200g Risotto Rice
3 Cups Chicken Stock
1 Cup White Wine
1 large Onion Finely Chopped
2 Garlic Cloves
1 Tbsp Butter
1 Tbsp Olive Oil
1 Cup Grated Parmesan Cheese
2 Tbsp Finely Chopped Herbs (thyme, rosemary, oregano, sage)
150g Boursin (or similar herb cheese)
1 Cup of Breadcrumbs
Salt and Pepper
Oil for Frying
Capers and Grated Parmesan to Decorate
- Melt the Butter and Olive Oil over a low heat and add the Onion and crushed Garlic. Stir and cover with a lid for 15mins or until the Onions are clear and totally soft.
- Add the Rice and stir well.
- Turn the heat to medium/low and add the Wine and allow to bubble and absorb in.
- Then add the Stock in the same way, little by little, allowing time for it to absorb. Stir occasionally to prevent sticking.
- When the rice is aldente add the chopped herbs, parmesan cheese and season with salt and pepper. Stir till incorporated fully.
- Remove from the heat and allow to cool to handleable temperatures. (I make it the night before).
- In a bowl beat one Egg and mix it into the Risotto.
- Beat the other Egg in a bowl and place the Breadcrumbs in another bowl, tossing in the Salt and Pepper.
- Taking a Tbsp of Risotto, use the back of a spoon to flattern and shape into a well.
- Take a tsp of Boursin and place it in the well. Then add a tsp of Risotto on top and seal it into a ball with your hands. Try and squeeze any air out of the centre (or this could cause it to pop open in the frier). See the process here!
- Roll the ball in the beaten Egg and then the Breadcrumbs and set aside for frying.

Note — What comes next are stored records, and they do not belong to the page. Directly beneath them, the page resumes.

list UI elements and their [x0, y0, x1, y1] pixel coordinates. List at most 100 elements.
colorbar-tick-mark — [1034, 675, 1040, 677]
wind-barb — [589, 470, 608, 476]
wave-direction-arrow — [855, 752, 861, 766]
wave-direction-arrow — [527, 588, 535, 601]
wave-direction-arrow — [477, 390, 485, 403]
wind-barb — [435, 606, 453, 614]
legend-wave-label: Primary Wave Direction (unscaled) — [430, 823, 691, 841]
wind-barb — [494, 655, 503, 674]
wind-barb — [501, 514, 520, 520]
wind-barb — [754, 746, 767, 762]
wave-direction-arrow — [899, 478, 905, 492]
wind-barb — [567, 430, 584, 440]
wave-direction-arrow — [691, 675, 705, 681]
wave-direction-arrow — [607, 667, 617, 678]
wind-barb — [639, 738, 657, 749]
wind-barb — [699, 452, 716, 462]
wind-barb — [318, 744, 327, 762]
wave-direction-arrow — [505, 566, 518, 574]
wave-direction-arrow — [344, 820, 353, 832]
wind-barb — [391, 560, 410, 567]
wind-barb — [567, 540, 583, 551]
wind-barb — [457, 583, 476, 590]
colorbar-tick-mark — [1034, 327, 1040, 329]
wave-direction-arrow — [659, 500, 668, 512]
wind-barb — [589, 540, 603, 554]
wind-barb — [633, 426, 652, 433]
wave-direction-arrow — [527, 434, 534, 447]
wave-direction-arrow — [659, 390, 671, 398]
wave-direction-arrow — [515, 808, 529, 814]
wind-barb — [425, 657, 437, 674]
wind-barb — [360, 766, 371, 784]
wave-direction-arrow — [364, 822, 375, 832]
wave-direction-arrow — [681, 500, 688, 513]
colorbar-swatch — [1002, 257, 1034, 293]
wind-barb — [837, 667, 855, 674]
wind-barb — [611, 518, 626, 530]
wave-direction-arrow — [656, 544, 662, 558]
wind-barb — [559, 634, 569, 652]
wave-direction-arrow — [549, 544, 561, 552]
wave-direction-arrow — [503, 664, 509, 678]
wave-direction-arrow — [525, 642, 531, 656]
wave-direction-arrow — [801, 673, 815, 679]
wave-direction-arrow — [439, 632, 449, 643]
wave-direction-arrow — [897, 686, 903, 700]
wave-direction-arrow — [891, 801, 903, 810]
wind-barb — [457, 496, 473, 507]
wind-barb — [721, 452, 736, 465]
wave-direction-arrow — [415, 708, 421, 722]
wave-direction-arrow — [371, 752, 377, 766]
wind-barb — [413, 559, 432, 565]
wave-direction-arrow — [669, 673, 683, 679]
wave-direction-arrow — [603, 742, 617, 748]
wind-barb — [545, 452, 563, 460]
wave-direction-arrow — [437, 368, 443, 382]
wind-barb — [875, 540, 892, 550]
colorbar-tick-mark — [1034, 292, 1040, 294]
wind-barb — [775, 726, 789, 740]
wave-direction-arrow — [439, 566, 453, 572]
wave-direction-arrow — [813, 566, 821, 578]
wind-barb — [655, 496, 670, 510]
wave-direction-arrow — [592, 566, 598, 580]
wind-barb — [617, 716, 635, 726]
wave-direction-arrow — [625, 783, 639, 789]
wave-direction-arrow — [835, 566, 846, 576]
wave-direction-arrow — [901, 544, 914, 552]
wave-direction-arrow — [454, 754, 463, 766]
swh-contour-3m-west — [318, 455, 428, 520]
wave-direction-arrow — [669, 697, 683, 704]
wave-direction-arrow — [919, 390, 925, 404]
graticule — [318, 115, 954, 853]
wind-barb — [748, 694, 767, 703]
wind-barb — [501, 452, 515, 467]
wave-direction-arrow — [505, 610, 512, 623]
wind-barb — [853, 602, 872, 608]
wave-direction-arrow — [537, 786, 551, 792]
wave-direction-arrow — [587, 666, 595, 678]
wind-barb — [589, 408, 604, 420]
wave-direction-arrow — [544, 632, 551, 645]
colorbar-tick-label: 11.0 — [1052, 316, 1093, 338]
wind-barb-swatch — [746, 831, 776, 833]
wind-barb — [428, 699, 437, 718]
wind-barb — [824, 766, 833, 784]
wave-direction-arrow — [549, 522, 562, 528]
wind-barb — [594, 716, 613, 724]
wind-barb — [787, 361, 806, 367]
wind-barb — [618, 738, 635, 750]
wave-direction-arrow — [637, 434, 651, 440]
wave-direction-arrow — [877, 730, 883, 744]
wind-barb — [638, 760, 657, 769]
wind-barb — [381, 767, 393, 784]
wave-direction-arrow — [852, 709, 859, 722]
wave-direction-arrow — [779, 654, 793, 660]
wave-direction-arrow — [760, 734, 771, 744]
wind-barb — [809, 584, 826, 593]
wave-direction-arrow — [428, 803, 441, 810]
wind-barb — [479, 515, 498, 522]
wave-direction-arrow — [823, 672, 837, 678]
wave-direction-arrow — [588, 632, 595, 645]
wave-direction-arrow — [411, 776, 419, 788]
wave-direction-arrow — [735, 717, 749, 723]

- Once you have completed all the balls, heat your Oil in a pan deep enough to cover the balls completely (or use a deep fat fryer on Medium).
- Fry each ball over a medium heat for approximately 5-10mins. Until golden brown and crispy. Serve straightaway with a sprinkle of Parmesan and a Caper on top.
You can Refrigerate them at this stage and reheat them for a party in a 200ºC oven for 10mins.